De gros investissements dans le traitement de l'eau

De plus en plus de contaminations dues aux métabolites sont constatées. Mais pour le moment, l'agence de l'eau ne suit régulièrement qu'une vingtaine de métabolites pour plus de 400 connues. Tout cela rend difficile l'adaptation des dispositifs de traitement. Un récent bilan sur les contaminations en matière d'eau distribuée en Seine-Maritime n'est pas réjouissant. 78 % de la population du département est concernée par une eau non conforme.

Aujourd'hui, 54 % des captages de Seine-Maritime disposent d'une solution de traitement qui limite la problématique au niveau de la distribution. Les autres 46 % n'ont pas de solutions technologiques satisfaisantes à ce jour.

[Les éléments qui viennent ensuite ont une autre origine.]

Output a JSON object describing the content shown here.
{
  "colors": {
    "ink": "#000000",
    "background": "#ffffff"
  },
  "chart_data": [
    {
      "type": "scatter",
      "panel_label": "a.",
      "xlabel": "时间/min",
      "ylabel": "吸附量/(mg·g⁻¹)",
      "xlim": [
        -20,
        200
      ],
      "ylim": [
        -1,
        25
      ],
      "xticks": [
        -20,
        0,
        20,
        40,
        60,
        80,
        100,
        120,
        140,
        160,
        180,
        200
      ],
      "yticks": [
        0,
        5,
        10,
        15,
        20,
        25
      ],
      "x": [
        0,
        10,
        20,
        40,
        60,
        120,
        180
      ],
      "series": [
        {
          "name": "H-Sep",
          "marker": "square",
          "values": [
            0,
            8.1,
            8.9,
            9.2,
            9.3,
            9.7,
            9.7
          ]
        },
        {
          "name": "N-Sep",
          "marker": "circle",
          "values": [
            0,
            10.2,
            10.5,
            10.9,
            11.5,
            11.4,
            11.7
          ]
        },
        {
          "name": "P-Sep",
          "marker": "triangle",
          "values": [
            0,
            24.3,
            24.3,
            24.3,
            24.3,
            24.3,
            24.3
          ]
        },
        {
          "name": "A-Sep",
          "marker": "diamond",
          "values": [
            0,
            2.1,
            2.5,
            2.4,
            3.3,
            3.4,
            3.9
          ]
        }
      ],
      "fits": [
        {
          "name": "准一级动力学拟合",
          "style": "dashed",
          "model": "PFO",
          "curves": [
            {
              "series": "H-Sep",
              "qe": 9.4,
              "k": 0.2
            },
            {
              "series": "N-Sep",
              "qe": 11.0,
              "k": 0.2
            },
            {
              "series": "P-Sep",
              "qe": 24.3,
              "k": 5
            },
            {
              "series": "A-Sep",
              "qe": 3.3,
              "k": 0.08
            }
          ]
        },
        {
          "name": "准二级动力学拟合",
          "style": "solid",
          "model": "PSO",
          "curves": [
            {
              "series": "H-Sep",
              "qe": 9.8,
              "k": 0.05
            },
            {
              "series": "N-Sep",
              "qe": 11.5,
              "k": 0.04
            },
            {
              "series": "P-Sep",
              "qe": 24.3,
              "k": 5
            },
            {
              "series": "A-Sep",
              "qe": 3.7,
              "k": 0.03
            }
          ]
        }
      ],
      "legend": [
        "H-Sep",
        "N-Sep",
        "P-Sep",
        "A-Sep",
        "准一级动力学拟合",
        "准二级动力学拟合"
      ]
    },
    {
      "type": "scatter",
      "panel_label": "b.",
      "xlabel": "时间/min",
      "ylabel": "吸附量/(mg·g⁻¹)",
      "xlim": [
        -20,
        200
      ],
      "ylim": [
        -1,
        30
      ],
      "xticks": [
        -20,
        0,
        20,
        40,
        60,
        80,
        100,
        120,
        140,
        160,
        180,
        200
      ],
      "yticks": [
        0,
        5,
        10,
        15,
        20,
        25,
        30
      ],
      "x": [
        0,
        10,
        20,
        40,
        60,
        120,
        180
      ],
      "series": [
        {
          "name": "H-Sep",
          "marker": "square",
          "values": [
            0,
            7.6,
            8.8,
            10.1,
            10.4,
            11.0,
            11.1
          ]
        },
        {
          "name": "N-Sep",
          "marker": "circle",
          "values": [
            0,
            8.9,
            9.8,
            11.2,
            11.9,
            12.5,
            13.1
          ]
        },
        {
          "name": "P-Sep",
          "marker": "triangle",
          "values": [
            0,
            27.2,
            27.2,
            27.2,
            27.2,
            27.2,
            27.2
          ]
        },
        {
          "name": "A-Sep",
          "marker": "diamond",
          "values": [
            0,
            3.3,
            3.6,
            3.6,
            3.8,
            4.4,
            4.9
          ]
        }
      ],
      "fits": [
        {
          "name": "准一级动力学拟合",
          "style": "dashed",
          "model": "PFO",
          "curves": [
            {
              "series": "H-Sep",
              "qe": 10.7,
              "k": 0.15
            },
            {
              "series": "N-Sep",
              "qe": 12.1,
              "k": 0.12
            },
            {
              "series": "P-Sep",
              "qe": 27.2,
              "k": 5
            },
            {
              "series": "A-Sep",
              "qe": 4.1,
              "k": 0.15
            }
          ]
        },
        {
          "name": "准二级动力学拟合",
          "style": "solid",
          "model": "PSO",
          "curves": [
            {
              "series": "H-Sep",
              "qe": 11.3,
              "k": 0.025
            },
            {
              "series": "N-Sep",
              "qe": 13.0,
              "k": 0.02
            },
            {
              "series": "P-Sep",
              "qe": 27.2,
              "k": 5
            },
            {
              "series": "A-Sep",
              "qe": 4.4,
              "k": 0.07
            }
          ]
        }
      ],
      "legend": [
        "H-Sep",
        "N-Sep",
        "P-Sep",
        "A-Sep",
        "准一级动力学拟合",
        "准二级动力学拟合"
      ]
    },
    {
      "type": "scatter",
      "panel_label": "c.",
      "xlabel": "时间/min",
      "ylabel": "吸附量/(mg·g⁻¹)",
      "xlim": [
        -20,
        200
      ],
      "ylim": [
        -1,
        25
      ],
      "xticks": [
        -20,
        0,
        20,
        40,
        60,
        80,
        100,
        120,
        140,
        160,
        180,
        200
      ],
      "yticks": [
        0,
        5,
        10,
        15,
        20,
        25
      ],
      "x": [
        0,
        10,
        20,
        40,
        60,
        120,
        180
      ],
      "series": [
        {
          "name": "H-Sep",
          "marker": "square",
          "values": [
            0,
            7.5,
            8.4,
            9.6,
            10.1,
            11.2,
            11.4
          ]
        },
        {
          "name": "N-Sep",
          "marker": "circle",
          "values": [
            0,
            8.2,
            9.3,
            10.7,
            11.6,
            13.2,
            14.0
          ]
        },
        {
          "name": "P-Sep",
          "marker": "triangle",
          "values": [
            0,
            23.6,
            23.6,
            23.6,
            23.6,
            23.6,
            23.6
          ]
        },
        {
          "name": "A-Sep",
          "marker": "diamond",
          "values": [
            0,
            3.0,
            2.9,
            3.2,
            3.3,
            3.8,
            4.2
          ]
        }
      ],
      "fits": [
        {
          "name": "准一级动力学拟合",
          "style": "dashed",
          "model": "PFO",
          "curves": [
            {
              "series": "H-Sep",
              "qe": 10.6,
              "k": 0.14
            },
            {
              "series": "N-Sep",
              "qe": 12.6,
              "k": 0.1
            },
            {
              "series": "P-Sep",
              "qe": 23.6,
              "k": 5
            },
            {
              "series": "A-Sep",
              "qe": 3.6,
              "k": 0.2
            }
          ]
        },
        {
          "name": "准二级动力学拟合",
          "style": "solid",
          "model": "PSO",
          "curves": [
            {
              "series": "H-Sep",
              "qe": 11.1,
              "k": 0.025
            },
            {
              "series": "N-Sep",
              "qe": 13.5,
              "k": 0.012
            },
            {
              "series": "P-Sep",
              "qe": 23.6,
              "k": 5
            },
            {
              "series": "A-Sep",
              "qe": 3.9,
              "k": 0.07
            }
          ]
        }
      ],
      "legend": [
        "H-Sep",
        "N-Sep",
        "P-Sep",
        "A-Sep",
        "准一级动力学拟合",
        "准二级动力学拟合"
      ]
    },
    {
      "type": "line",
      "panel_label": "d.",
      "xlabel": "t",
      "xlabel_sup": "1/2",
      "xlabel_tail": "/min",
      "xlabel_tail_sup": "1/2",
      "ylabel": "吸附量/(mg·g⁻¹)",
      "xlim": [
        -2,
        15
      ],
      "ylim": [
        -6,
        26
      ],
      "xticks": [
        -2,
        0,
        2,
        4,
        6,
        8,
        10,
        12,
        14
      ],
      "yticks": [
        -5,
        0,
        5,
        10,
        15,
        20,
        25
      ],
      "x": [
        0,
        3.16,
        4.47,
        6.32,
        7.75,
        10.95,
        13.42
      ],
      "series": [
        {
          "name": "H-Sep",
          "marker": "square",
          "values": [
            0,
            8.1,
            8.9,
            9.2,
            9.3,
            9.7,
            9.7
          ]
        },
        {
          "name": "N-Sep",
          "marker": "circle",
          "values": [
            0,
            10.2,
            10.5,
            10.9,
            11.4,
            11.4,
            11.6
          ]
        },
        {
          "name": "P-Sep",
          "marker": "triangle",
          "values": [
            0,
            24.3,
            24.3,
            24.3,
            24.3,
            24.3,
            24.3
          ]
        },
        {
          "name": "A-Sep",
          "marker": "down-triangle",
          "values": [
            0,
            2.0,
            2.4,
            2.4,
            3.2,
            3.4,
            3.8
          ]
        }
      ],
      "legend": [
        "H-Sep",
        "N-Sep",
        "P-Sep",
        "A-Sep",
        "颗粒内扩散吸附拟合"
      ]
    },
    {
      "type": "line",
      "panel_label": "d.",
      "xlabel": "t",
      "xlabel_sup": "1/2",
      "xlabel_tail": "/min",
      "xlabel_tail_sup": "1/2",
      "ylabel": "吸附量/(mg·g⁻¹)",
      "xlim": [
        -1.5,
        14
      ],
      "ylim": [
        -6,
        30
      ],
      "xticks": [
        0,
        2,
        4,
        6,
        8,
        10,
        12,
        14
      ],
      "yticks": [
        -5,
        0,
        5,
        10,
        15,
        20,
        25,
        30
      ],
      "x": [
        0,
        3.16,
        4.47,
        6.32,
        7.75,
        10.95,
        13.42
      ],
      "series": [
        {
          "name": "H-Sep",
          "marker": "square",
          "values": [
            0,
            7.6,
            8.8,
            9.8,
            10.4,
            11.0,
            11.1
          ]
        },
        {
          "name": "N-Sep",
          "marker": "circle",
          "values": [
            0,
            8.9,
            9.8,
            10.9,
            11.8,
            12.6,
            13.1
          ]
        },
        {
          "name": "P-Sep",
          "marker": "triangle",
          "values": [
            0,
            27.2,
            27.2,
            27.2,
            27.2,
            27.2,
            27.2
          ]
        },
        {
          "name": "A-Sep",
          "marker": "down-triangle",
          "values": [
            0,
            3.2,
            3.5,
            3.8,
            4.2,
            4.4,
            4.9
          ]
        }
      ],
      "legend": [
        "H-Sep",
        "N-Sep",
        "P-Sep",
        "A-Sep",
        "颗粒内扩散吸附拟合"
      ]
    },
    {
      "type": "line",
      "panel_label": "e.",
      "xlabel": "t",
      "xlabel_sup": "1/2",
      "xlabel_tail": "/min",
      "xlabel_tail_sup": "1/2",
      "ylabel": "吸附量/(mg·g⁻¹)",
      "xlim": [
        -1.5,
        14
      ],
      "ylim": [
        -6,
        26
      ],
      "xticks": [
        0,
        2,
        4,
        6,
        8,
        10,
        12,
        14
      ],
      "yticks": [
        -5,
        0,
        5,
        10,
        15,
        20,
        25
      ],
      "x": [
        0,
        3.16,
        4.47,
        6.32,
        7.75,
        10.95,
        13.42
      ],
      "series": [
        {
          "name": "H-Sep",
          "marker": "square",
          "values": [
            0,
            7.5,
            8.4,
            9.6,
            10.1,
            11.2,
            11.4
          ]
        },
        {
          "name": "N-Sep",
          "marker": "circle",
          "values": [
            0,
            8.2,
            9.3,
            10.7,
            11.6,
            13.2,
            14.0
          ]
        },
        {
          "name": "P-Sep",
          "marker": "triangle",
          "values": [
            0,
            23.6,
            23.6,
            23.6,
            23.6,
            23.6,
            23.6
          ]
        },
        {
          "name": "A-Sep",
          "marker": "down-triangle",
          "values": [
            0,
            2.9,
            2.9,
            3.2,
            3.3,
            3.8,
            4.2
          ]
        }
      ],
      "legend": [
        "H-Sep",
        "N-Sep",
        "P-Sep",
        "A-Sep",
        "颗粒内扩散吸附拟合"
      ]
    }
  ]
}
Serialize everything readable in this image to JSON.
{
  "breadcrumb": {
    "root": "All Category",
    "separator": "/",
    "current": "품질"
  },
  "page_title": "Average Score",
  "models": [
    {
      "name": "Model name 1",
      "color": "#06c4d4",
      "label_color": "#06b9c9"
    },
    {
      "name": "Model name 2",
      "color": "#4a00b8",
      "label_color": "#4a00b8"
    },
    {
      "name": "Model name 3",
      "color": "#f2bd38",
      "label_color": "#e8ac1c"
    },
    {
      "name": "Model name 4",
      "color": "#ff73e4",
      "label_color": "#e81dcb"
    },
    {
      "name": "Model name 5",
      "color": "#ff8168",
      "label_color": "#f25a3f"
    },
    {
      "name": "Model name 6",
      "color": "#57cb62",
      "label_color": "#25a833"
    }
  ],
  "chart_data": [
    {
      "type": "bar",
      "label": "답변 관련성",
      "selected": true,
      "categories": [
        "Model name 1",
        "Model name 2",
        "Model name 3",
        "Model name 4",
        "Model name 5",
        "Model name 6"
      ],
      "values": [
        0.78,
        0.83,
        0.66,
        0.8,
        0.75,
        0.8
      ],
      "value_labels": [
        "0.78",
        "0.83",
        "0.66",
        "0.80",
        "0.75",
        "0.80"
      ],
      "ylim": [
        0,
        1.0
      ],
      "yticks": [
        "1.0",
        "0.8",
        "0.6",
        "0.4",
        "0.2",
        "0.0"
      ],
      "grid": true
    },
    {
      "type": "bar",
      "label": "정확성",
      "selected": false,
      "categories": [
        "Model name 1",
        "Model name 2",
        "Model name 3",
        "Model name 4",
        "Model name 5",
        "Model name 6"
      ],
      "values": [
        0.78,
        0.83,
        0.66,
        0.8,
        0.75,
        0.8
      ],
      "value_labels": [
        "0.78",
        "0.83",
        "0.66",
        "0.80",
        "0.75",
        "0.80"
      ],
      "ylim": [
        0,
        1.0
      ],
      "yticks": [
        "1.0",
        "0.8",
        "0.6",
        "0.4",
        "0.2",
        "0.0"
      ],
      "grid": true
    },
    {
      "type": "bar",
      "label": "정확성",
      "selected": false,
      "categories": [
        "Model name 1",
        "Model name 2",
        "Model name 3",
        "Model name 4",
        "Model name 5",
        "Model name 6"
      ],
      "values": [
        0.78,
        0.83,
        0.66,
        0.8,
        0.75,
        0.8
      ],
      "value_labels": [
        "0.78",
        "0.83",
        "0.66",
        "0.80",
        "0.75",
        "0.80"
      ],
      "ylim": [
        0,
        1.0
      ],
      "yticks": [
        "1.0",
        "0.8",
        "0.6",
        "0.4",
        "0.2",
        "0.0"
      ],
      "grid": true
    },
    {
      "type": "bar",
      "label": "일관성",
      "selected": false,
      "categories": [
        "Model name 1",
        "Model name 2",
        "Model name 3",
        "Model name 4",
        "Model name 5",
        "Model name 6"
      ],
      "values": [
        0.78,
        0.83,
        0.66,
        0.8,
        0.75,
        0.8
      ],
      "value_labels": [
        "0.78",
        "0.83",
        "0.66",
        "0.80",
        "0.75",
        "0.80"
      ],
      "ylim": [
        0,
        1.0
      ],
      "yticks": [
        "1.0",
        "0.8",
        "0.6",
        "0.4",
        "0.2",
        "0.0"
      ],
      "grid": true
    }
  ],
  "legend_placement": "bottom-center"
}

Pour quelques métabolites, les performances des unités de traitement sont intéressantes mais cela ne fonctionne pas pour 100 % des cas.

De gros investissements dans le traitement de l'eau sont nécessaires, entraînant des hausses de prix du mètre cube. Par exemple, sur le plateau du Neubourg, le prix de l'eau a augmenté de 40 % pour traiter des problématiques de métabolites, de phytosanitaires et de nitrates, avec des investissements à hauteur de 4 millions par an à partir de 2025.

Coût du curatif jusqu'à 87 fois le coût du préventif

En 2011, une étude de l'agence de l'eau a montré que le coût du curatif peut représenter jusqu'à 87 fois le coût du préventif pour le service d'eau potable ! Quelques agriculteurs sont venus témoigner de leurs pratiques : Franck Sagaert dont l'exploitation est située sur le captage du Robec a mis en place le sans labour en 1997 et travaille beaucoup sur les couverts. " Sur la zone de captage toutes les bétoires répertoriées sont protégées par des bandes enherbées, des plantations et des fascines ", explique l'agriculteur qui appartient à un groupe Dephy.

En termes de nitrates, l'évolution du climat vers des hausses de températures va augmenter la minéralisation dans les sols et donc produire plus de nitrates avec des risques de lessivages plus élevés, dus aux pluies annoncées plus abondantes durant l'hiver.

Joris Soenen est installé en polyculture-élevage bio dans l'Eure sur le bac du Tremblay- Omonville. " Les seuils de nitrates ont été dépassés sur cette zone située sur le plateau du Neubourg. Sur le bac nous sommes incités financièrement à réduire nos reliquats entrée hiver, entre 50 et 60 unités, pour diminuer les taux de nitrates dans les sols et avoir un seuil de potabilité acceptable dans 30 ans. 80 % des surfaces sont engagées dans ce volontariat ".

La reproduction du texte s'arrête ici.